SNS全盛の現在、税務当局の芸能人監視体制はさらに強まっている。国税OBで税理士法人松本の税理士・塩原義文氏が語る。
「税務当局は調査対象の芸能人のインスタグラムやフェイスブックなどを閲覧し、『やけに豪華な食事だな』『高級店で買い物をしていた』と内容をチェックして、申告収入と比較しています。SNSでプライベートを頻繁に更新していた芸能人が急に書き込みをやめたら、『言動に気をつけて』と税理士にアドバイスされた可能性があります」
とくに目を光らせているのが「旅行」だという。
「徳井さんも家族らとの私的な旅行が問題視されましたが、税務当局はホテルの宿泊名簿やパスポート記録、旅行代理店への聞き込みなどから、調査対象の旅行の詳細を洗い出します。一方で腕利きの税理士は、海外旅行先で家族同伴を求めるパーティを設定したり、渡航先でYouTubeをアップさせて、“その場でビジネスをした証拠”にする。税理士はありもしない事実をでっちあげるのではなく、あくまで合法の範囲内で知恵を絞って対抗する」(前出・大手事務所の税理士)

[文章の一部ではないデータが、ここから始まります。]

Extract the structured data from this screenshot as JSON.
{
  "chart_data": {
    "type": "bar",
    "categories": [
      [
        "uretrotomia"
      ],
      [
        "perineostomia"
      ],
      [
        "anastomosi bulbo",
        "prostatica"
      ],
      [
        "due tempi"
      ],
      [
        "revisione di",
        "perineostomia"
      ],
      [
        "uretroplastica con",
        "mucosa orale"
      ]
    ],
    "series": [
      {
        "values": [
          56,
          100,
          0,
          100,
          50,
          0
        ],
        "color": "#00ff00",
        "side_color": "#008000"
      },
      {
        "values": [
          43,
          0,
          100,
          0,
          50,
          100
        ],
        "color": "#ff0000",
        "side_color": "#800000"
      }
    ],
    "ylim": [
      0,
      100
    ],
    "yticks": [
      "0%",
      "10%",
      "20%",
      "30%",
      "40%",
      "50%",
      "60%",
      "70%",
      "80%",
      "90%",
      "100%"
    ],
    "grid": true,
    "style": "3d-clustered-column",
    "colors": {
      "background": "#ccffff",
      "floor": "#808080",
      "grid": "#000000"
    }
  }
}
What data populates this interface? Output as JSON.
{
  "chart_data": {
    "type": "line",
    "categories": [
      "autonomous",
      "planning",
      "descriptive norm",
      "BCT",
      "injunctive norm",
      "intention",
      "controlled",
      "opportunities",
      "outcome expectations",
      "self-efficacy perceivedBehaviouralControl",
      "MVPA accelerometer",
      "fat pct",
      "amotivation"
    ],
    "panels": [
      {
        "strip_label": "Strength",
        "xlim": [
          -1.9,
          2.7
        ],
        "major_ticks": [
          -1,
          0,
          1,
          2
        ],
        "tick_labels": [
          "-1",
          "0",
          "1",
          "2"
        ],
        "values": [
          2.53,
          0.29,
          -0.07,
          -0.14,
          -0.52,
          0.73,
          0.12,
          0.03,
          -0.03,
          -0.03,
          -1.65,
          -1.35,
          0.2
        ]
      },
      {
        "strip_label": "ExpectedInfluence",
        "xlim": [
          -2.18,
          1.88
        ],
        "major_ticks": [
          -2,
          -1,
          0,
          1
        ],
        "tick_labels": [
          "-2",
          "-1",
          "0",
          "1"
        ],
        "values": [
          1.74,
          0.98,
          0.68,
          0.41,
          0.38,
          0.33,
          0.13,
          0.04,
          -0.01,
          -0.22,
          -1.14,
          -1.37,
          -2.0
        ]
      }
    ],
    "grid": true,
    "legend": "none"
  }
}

税務調査に入られることを前提として税務申告するケースさえあるという。
「最初から税務調査を覚悟して経費を多めに計上し、実際に調査が入った段階で税務当局と渡り合い、修正申告の額を極力少なく抑える作戦です。税務調査への立ち会いが許されるのは税理士だけですから、ここで当局を説得する力量が試される。あまりに巨額だったり、調査回数が多いといった悪質性がなければ、修正申告すれば大問題にはならない」(同前)
そうした攻防の末に経費として計上できた割合が多かった税理士は、芸能人からの評価を獲得する。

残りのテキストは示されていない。